Radical Shiite cleric announces another 6-month cease-fire

Abbas Hussein sits in the ruins of his shop Friday in central Baghdad. A bomb planted under a horse pulled cart exploded, killing at least three and destroying some shops

U.S. Deaths

As of Friday, at least 3,969 members of the U.S. military have died since the beginning of the Iraq war in March 2003, according to an Associated Press count.

? Powerful Shiite cleric Muqtada al-Sadr opted Friday to keep the cease-fire order for his Mahdi Army militia in place for another six months, a step that will hold down U.S. and Iraqi casualties while bolstering al-Sadr’s importance as a political player as Iraqi factions jostle for power.

Opening a sealed statement from the firebrand leader, scores of Shiite clerics around the country read al-Sadr’s message at Friday prayer services. In al-Sadr’s Baghdad stronghold of Sadr City, thousands of men sat and listened attentively to the statement as green and black banners – symbols of his movement – waved in a brisk wind.
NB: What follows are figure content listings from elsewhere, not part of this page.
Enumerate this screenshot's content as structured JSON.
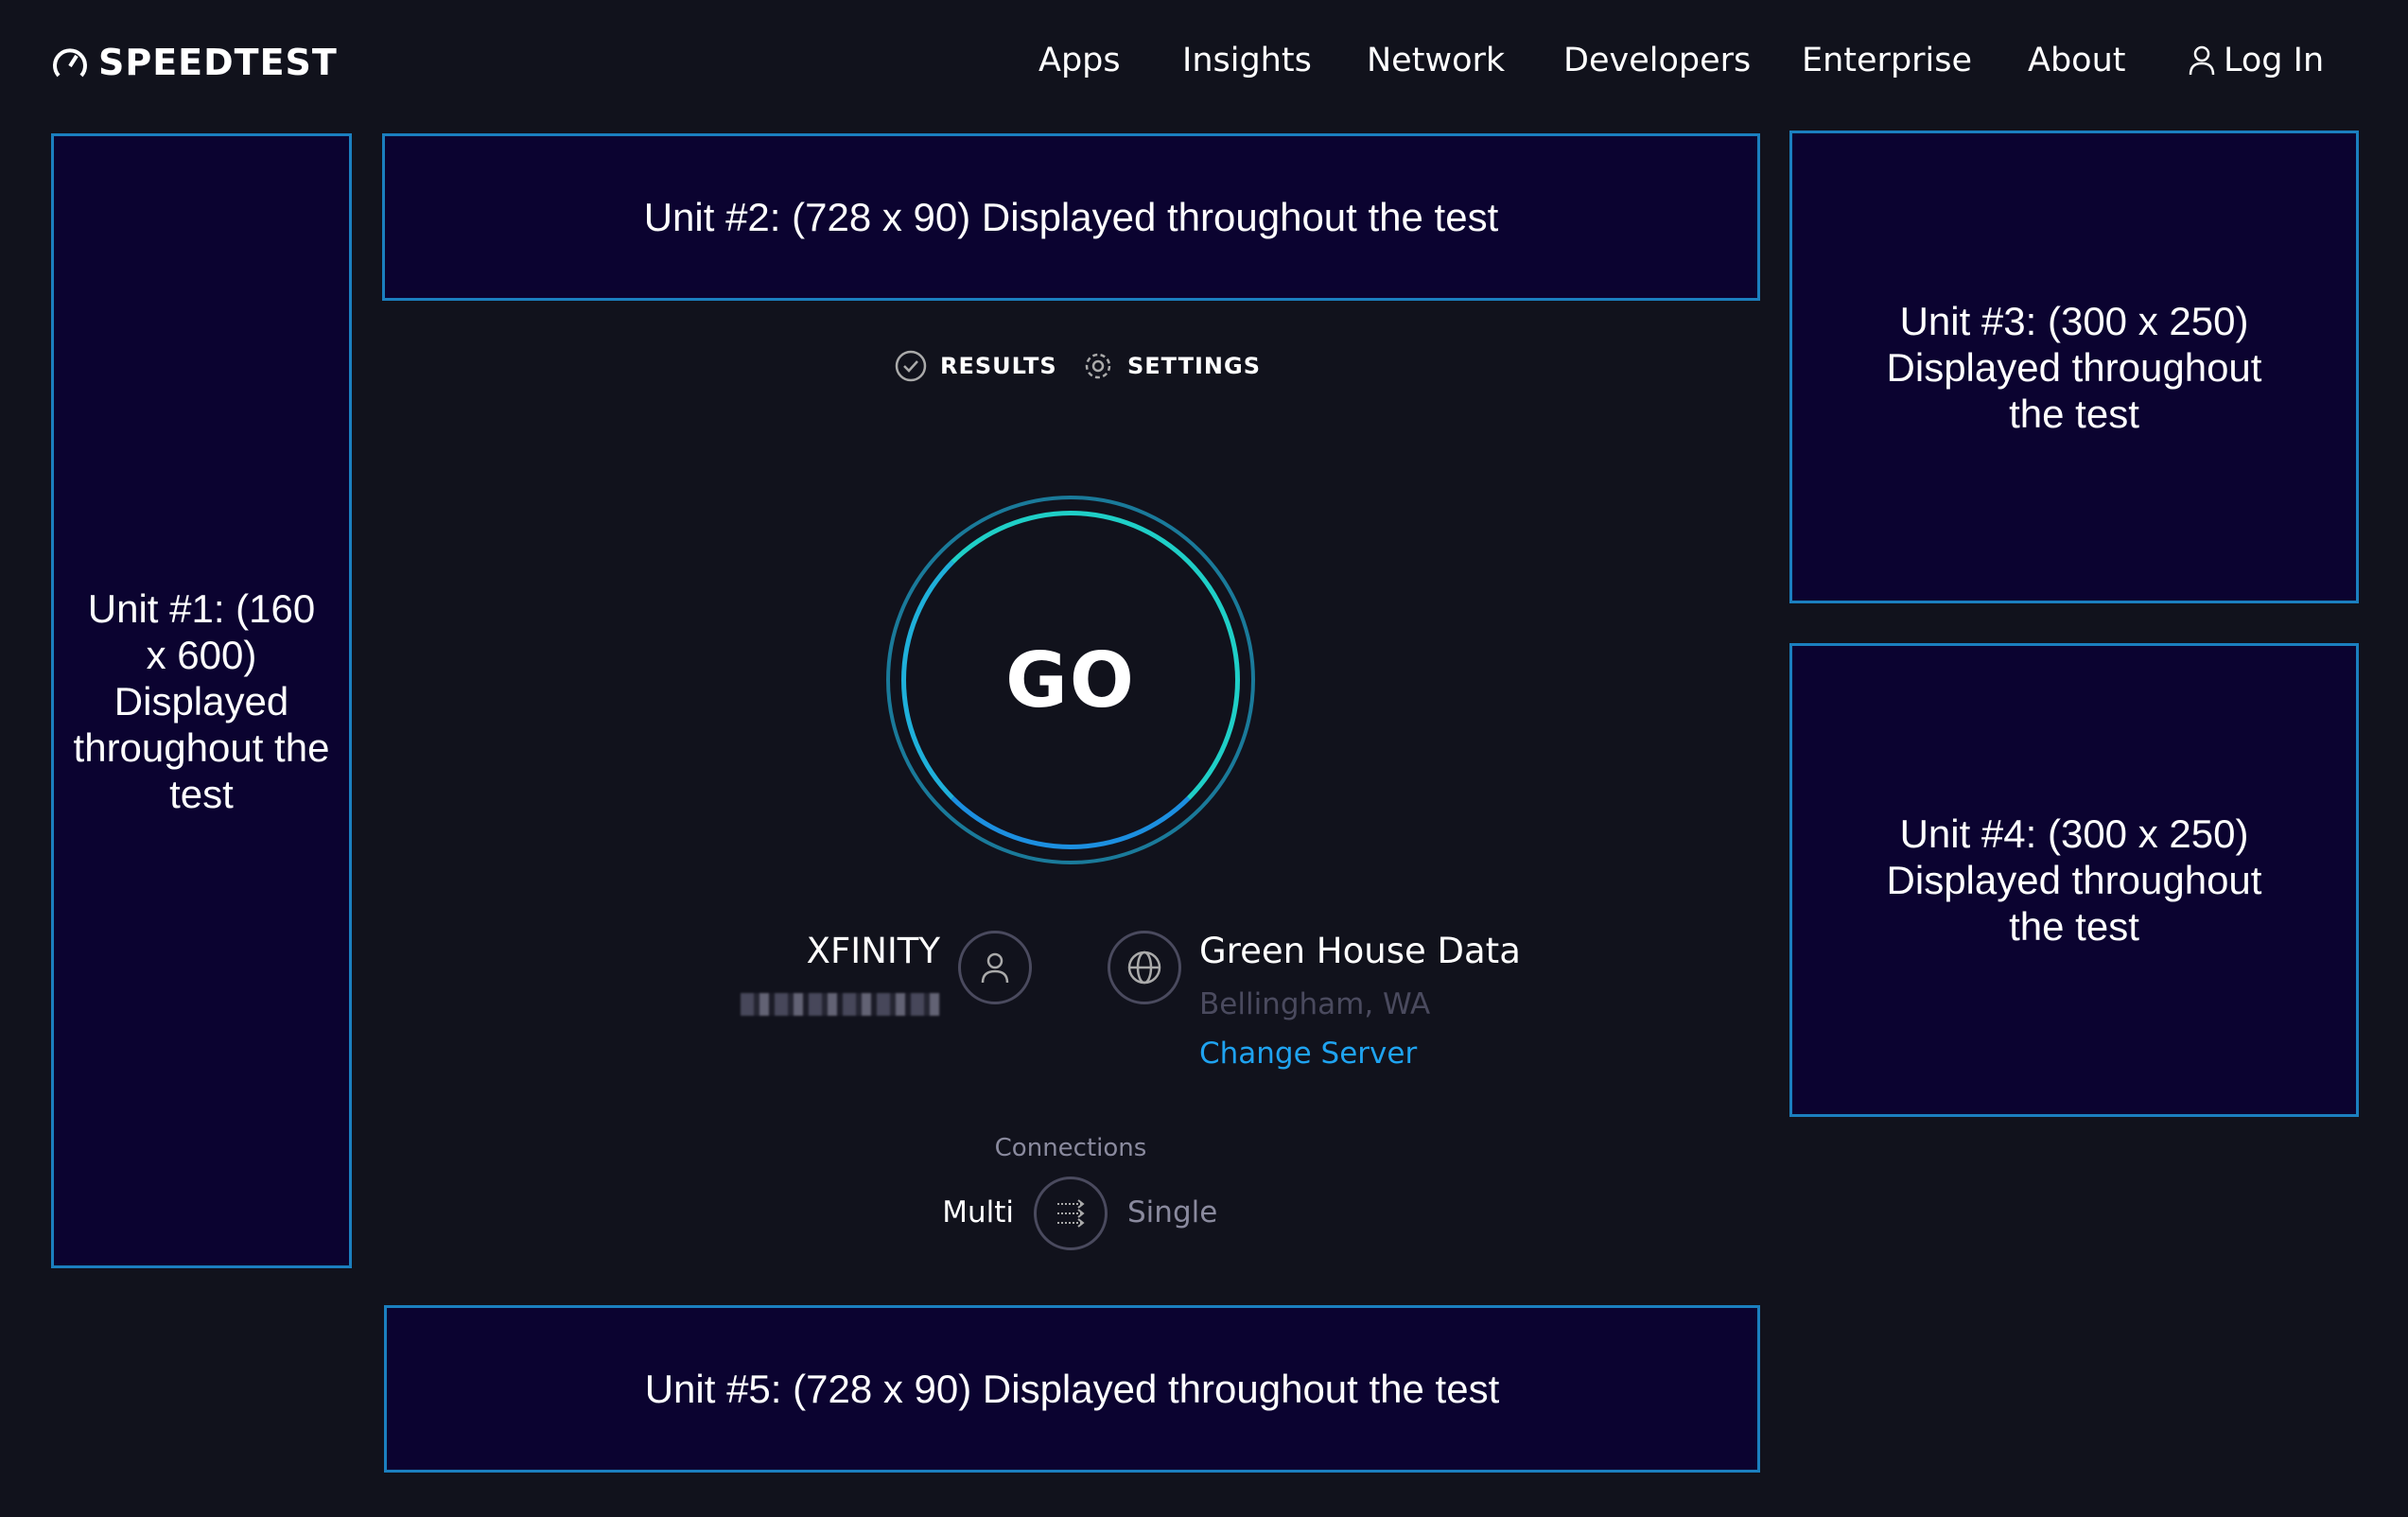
{
  "header": {
    "logo": "SPEEDTEST",
    "nav": [
      "Apps",
      "Insights",
      "Network",
      "Developers",
      "Enterprise",
      "About"
    ],
    "login": "Log In"
  },
  "ads": {
    "unit1": "Unit #1: (160 x 600) Displayed throughout the test",
    "unit2": "Unit #2: (728 x 90) Displayed throughout the test",
    "unit3": "Unit #3: (300 x 250) Displayed throughout the test",
    "unit4": "Unit #4: (300 x 250) Displayed throughout the test",
    "unit5": "Unit #5: (728 x 90) Displayed throughout the test"
  },
  "tabs": {
    "results": "RESULTS",
    "settings": "SETTINGS"
  },
  "go_label": "GO",
  "isp": {
    "name": "XFINITY",
    "icon": "user-icon"
  },
  "server": {
    "name": "Green House Data",
    "location": "Bellingham, WA",
    "change_label": "Change Server",
    "icon": "globe-icon"
  },
  "connections": {
    "label": "Connections",
    "multi": "Multi",
    "single": "Single",
    "selected": "Multi"
  },
  "colors": {
    "background": "#11121c",
    "ad_border": "#1b7fbf",
    "ad_fill": "#0b0330",
    "link": "#1fa3f0",
    "go_ring": "#1fd1c8"
  }
}
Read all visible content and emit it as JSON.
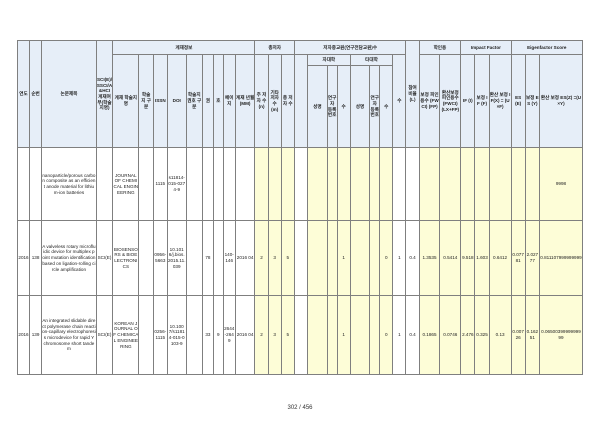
{
  "header": {
    "group_info": "게재정보",
    "group_authors": "총저자",
    "group_dept": "저자중교원(연구전담교원)수",
    "group_own": "자대학",
    "group_other": "타대학",
    "group_ratio": "학인용",
    "group_if": "Impact Factor",
    "group_ef": "Eigenfactor Score",
    "col_year": "연도",
    "col_seq": "순번",
    "col_title": "논문제목",
    "col_scie": "SCI(E)/SSCI/A&HCI 게재여부(학술지명)",
    "col_jname": "게재 학술지 명",
    "col_jtype": "학술 지 구분",
    "col_issn": "ISSN",
    "col_doi": "DOI",
    "col_class": "학술지 권호 구분",
    "col_vol": "권",
    "col_no": "호",
    "col_pages": "페이지",
    "col_date": "게재 년월(MM)",
    "col_n_total": "주 저자 수 (n)",
    "col_n_other": "기타 저자 수 (m)",
    "col_n_all": "총 저자 수",
    "col_own_role": "성명",
    "col_own_dept": "연구 자 등록번호",
    "col_own_n": "수",
    "col_oth_role": "성명",
    "col_oth_dept": "연구 자 등록번호",
    "col_oth_n": "수",
    "col_sum": "(B)",
    "col_a": "수",
    "col_ratio": "참여 비율 (L)",
    "col_cit1": "보정 피인 용수 (FWCI) (FP)",
    "col_cit2": "환산보정피인용수 (FWCI) (LX+FP)",
    "col_if1": "IF (I)",
    "col_if2": "보정 IF (F)",
    "col_if3": "환산 보정 IF(X) = (U×F)",
    "col_ef1": "ES (E)",
    "col_ef2": "보정 ES (Y)",
    "col_ef3": "환산 보정 ES(Z) =(U×Y)"
  },
  "rows": [
    {
      "year": "",
      "seq": "",
      "title": "nanoparticle/porous carbon composite as an efficient anode material for lithium-ion batteries",
      "scie": "",
      "jname": "JOURNAL OF CHEMICAL ENGINEERING",
      "jtype": "",
      "issn": "1115",
      "doi": "s11814-015-0274-9",
      "class": "",
      "vol": "",
      "no": "",
      "pages": "",
      "date": "",
      "n_total": "",
      "n_other": "",
      "n_all": "",
      "own_n": "",
      "oth_n": "",
      "sum": "",
      "a": "",
      "ratio": "",
      "cit1": "",
      "cit2": "",
      "if1": "",
      "if2": "",
      "if3": "",
      "ef1": "",
      "ef2": "",
      "ef3": "9998"
    },
    {
      "year": "2016",
      "seq": "138",
      "title": "A valveless rotary microfluidic device for multiplex point mutation identification based on ligation-rolling circle amplification",
      "scie": "SCI(E)",
      "jname": "BIOSENSORS & BIOELECTRONICS",
      "jtype": "",
      "issn": "0956-5663",
      "doi": "10.1016/j.bios.2015.11.039",
      "class": "",
      "vol": "78",
      "no": "",
      "pages": "140-146",
      "date": "2016 04",
      "n_total": "2",
      "n_other": "3",
      "n_all": "5",
      "own_n": "1",
      "oth_n": "0",
      "sum": "1",
      "a": "",
      "ratio": "0.4",
      "cit1": "1.3535",
      "cit2": "0.5414",
      "if1": "9.518",
      "if2": "1.603",
      "if3": "0.6412",
      "ef1": "0.07781",
      "ef2": "2.02777",
      "ef3": "0.811107999999999"
    },
    {
      "year": "2016",
      "seq": "139",
      "title": "An integrated slidable direct polymerase chain reaction-capillary electrophoresis microdevice for rapid Y chromosome short tandem",
      "scie": "SCI(E)",
      "jname": "KOREAN JOURNAL OF CHEMICAL ENGINEERING",
      "jtype": "",
      "issn": "0256-1115",
      "doi": "10.1007/s11814-015-0103-9",
      "class": "",
      "vol": "33",
      "no": "9",
      "pages": "2644-2649",
      "date": "2016 04",
      "n_total": "2",
      "n_other": "3",
      "n_all": "5",
      "own_n": "1",
      "oth_n": "0",
      "sum": "1",
      "a": "",
      "ratio": "0.4",
      "cit1": "0.1865",
      "cit2": "0.0746",
      "if1": "2.476",
      "if2": "0.325",
      "if3": "0.13",
      "ef1": "0.00726",
      "ef2": "0.16251",
      "ef3": "0.0650039999999999"
    }
  ],
  "footer": {
    "page": "302 / 456"
  }
}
“According to an order by Sayyid Muqtada, activities of the Mahdi Army will be suspended … for another six-month period,” al-Sadr aide Hazim al-Aaraji said at the Kazimiyah mosque in Baghdad, using an honorific for the cleric.

Al-Sadr offered “thanks and appreciation” to his followers and appreciation for “your understanding and your patience.” The freeze was extended until the 15th of Shaban, a reference to the Islamic month before Ramadan, which would mean mid-August.

Along with an increase in U.S. troop levels and a move by American-backed Sunni fighters to turn against their former al-Qaida in Iraq allies, the cease-fire has been credited with reducing war deaths among Iraqis by nearly 70 percent in six months, according to figures compiled by The Associated Press.

Extending it has multiple advantages for al-Sadr, who launched two major uprisings against coalition forces in 2004.

It enables al-Sadr to present himself as a shrewd political figure interested in reducing violence for all Iraqis and perhaps as a more popular alternative to the Supreme Iraqi Islamic Council, the country’s largest Shiite party and a U.S. partner.

The council’s Badr Brigade and the Mahdi Army have tangled in the nation’s oil-rich south recently despite the cease-fire declaration last year. Aides to al-Sadr said at the time it was initially announced that he was concerned about sectarian violence escalating into full-fledged civil war.

The office of Prime Minister Nouri al-Maliki, whom al-Sadr once supported but has turned away from, issued a statement saying that the “al-Sadr bloc is an essential cornerstone in the political process and in the new Iraq.”

The cease-fire also does al-Sadr a favor by making him a player that the U.S. must continue to handle respectfully while he keeps the peace – and he can always go back to fighting if he wants to play that card, though that may not be his smartest move, one analyst said.

“I think Sadr’s strategic self-interest is served by continuing the cease-fire in part because he’d take heavy losses in another fight with the U.S. military,” said Stephen Biddle, a senior fellow for defense policy at the Council for Foreign Relations. “He’s less able to replace those losses this time given his militia’s increasingly criminal reputation among Shiite civilians.”

Al-Sadr’s announcement came two years to the day since the bombing of a revered Shiite mosque in Samarra that unleashed Mahdi fury. Most Iraqis are now loath to return to the worst days of sectarian violence when the monthly body count sometimes topped 2,000.